As a former lump, are you cracked and allowing Jesus to shine from within you?

For God Who said, Let light shine out of darkness, has shone in our hearts so as [to beam forth] the Light for the illumination of the knowledge of the majesty and glory of God [as it is manifest in the Person and is revealed] in the face of Jesus Christ (the Messiah).
However, we possess this precious treasure [the divine Light of the Gospel] in [frail, human] vessels of earth, that the grandeur and exceeding greatness of the power may be shown to be from God and not from ourselves.
We are pressed in on every side [troubled and oppressed in every way], but not cramped or crushed; we suffer embarrassments and are perplexed and unable to find a way out, but not driven to despair;
We are pursued (persecuted and hard driven), but not deserted [to stand alone]; we are struck down to the ground, but never struck out and destroyed.

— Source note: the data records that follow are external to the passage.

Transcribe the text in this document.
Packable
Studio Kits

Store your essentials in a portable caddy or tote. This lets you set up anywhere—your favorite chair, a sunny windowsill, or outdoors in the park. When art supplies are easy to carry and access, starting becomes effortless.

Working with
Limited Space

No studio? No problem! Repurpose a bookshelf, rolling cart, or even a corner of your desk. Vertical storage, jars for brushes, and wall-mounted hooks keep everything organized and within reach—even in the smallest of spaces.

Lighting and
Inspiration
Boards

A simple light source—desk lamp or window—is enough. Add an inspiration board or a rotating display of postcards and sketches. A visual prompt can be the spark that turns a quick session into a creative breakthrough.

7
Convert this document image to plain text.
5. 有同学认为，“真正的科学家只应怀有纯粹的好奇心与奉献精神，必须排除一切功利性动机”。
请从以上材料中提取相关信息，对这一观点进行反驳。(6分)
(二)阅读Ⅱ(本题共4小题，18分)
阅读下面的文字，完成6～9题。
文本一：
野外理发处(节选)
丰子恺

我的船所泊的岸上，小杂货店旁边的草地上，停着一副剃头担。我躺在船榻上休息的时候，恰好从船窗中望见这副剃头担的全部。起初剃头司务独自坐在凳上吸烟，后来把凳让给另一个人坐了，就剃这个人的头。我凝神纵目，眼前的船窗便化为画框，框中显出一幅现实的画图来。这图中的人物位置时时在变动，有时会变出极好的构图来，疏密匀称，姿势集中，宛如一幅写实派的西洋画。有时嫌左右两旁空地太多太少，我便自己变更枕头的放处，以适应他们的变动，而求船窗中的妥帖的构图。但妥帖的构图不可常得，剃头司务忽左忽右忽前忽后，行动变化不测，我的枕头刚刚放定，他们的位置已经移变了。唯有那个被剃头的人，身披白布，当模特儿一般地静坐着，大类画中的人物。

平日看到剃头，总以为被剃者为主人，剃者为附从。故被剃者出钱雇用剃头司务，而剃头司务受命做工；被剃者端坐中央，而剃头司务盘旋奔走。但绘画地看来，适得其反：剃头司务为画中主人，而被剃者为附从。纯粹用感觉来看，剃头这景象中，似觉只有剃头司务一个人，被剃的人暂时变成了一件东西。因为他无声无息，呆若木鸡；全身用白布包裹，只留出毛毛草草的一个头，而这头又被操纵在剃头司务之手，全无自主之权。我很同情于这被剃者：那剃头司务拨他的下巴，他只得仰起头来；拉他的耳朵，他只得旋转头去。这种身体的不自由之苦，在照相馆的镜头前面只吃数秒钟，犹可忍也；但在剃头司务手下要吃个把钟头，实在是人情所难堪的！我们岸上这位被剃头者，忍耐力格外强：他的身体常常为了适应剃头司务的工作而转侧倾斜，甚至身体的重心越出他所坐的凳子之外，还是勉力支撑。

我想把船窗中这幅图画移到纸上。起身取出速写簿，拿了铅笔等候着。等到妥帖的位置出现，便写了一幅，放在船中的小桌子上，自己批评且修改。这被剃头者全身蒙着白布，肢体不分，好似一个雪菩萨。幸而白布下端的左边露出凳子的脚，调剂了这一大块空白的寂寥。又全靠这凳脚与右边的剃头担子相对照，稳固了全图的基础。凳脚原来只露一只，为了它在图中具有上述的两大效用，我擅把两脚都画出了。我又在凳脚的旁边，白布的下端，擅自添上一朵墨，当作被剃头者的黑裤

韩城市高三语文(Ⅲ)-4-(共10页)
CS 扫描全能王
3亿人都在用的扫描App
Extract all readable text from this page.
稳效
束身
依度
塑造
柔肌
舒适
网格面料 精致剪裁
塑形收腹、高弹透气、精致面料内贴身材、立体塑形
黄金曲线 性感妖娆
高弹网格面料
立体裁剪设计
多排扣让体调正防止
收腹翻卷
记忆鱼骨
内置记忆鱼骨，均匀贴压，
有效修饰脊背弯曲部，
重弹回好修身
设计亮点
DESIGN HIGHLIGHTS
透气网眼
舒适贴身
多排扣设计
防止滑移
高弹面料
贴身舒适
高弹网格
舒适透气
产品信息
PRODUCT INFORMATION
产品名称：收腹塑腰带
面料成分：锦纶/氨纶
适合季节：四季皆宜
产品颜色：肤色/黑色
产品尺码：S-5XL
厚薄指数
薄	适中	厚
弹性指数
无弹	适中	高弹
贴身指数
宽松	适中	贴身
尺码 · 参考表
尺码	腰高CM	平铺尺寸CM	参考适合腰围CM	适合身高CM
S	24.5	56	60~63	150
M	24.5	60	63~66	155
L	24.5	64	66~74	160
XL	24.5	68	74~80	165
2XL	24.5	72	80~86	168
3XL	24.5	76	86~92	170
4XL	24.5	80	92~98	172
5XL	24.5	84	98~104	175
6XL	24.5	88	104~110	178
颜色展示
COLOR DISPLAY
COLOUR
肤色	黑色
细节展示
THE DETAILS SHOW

2 Corinthians 4:6-9 (Amplified Bible)     pot  

 Vessel, skeuos, a vessel, utensil, implement. Figuratively of the human body as formed of clay and thus frail and feeble (2 Cor. 4:7); of persons, ina moral respect (Rom. 9:22,23, refering to those in whom the divine mercy is to be exercised according to the purpose of the divine potter.

I take these verse’s as a warrant for us to be cracked-pots that leak His glorious presence to a darkened world.  This epistle’s theme which is ministry through weak vessels expresses the paradox of how weak human beings can be the vessels of the power of God. In the clay pot my weakness and God’s power come together.

A jar is designed to hold something, so let God fill your jar with His treasures!